Expolanka Holdings ups 9-month PBT by 11% to Rs. 1.3 b

Expolanka Holdings PLC has recorded a consolidated group profit before tax of Rs. 1,319 million for the first nine months which is an increase of 11% over the corresponding period in the previous year.

 The third quarter group profit before tax reached Rs. 311 million. The group profit attributable to the equity shareholders of the parent company recorded 2% growth for the first nine months.

The revenue of Rs. 35.02 billion in the first nine months of the financial year 2012/13 represented an increase of 43% over Rs. 24.51 billion recorded in the corresponding period in the previous year.

Quarter revenue grew to Rs. 11.98 billion which was a 61% growth over Rs. 7.44 billion recorded in the quarter for the previous year.   

 Group CEO of Expolanka Holdings PLC Hanif Yusoof said: “The performance of the group in the first nine months was challenging given the slowdown in European markets and longer gestation periods in new investments. We believe the new investments will start contributing to the bottom line in the medium term.”

The revenue levels for the first nine months of the freight and logistics, the core sector, has grown by 63% over the previous year driven by an increase in freight rates. The sector profit before tax of Rs. 326 million for the quarter and Rs. 1,094 million for the first nine months was an increase of 20% and 7% respectively over the corresponding periods in the previous year. It is noteworthy to say that satisfactory growth in freight volumes has been achieved despite challenges faced in European markets.

 The commencement of operations in the new overseas freight ventures had a positive influence in the overall sector performance. These new ventures are set to contribute significantly to the sector both strategically and profitably in the medium term.
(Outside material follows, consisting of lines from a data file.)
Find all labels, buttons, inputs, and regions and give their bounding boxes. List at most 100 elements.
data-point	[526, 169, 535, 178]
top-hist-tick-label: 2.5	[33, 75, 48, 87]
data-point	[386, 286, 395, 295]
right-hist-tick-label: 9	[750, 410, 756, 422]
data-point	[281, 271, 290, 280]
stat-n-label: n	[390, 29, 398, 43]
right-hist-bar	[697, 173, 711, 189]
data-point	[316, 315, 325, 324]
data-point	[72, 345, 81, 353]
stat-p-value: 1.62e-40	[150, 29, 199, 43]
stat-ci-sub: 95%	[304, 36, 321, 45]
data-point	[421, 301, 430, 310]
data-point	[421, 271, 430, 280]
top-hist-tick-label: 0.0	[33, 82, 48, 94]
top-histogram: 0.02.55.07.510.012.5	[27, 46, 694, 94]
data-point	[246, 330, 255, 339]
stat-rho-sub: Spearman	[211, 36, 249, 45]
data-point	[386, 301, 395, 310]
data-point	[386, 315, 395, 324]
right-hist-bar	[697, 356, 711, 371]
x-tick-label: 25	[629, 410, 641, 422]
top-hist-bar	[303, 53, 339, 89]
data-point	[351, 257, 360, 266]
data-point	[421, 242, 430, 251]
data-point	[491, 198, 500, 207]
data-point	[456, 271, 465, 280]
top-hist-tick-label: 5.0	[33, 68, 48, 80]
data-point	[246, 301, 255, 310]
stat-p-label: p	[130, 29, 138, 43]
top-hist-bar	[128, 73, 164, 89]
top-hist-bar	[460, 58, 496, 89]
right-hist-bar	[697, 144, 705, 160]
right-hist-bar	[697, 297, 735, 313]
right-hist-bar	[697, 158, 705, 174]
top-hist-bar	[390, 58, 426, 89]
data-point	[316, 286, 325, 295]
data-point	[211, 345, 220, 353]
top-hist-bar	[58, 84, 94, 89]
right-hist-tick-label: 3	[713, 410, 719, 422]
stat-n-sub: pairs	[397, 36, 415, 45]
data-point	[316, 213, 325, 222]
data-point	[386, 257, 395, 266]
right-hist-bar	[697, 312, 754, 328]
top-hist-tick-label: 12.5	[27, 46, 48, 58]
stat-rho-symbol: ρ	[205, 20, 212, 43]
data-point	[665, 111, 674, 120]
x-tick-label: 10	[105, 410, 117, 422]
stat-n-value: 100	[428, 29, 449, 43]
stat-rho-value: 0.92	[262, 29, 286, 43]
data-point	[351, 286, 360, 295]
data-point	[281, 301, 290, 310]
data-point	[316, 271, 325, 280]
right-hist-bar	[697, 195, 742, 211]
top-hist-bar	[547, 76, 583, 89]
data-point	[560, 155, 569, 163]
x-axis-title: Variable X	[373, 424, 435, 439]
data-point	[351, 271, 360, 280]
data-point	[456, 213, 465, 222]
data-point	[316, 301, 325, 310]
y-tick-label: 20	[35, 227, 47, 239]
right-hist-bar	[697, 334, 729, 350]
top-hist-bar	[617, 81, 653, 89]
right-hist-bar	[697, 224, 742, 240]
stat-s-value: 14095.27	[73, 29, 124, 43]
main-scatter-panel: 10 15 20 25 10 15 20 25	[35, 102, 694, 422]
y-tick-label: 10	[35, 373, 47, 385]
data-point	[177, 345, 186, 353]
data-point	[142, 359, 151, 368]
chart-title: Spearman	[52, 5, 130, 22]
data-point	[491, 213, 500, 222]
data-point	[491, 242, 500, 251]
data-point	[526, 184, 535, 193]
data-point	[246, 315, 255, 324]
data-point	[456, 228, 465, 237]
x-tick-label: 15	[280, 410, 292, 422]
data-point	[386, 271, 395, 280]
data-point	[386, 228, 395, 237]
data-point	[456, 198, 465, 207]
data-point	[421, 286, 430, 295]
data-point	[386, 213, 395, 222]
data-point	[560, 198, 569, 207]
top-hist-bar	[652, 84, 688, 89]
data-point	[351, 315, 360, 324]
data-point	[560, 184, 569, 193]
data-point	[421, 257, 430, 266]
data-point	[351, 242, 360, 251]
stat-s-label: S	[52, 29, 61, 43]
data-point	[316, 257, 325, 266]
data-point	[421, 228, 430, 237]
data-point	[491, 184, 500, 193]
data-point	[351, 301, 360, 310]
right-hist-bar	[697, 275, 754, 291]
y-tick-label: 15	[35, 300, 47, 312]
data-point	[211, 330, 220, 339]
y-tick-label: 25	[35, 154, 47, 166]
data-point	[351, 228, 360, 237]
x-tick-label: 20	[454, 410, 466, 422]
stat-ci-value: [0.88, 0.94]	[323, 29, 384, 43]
 The warehouse construction project is nearing completion stage. Although this would result in initial cost increases on a long term basis, the project would have the ability to further strengthen Expo Freight’s (EFL) hold on the overall logistics market. Given the global economic climate, EFL’s aim is to continuously consolidate its position in the market and strive to increase market share.

 The travel and leisure sector profit before tax for the first nine months reached Rs. 83 million which is 105% growth over the previous year. Further, the revenue levels for the first nine months recorded 287% growth. The revenue growth was primarily driven the new investment into Akquasun, a global destination management company. The outbound and ticketing arm made significant contribution to the bottom line. The focus in this sector will be to drive volume growth while increasing operational efficiencies. 

 The international trading and manufacturing sector managed to sustain the revenue levels amid a challenging economic environment in its key markets. The year-to-date revenue levels recorded a 5% growth over last year-to-date results. The profit before tax for the first nine months has declined from Rs. 103 million to Rs. 90 million.

 The tea segment which had faced relatively tough economic conditions has started to show positive results. Lower earnings in the agriculture segment due to volatile climatic conditions that prevailed during the year impacted the sector performance. The company is currently in the process of reviewing non-core areas of the business in order to enhance profitability.

 The investments and services sector’s profit before tax of Rs. 9.5 million for the quarter and Rs. 51 million for the first nine months were an increase of 157% and 121% respectively over the loss of Rs. 16 million and profit amounting to Rs. 23 million in the corresponding periods in the previous year.

 The sector driven by airlines GSA segment contributed positively to profits. The administration cost increase relates to strengthening the corporate management team which was felt needed to bring focus and drive synergies across the group’s activities.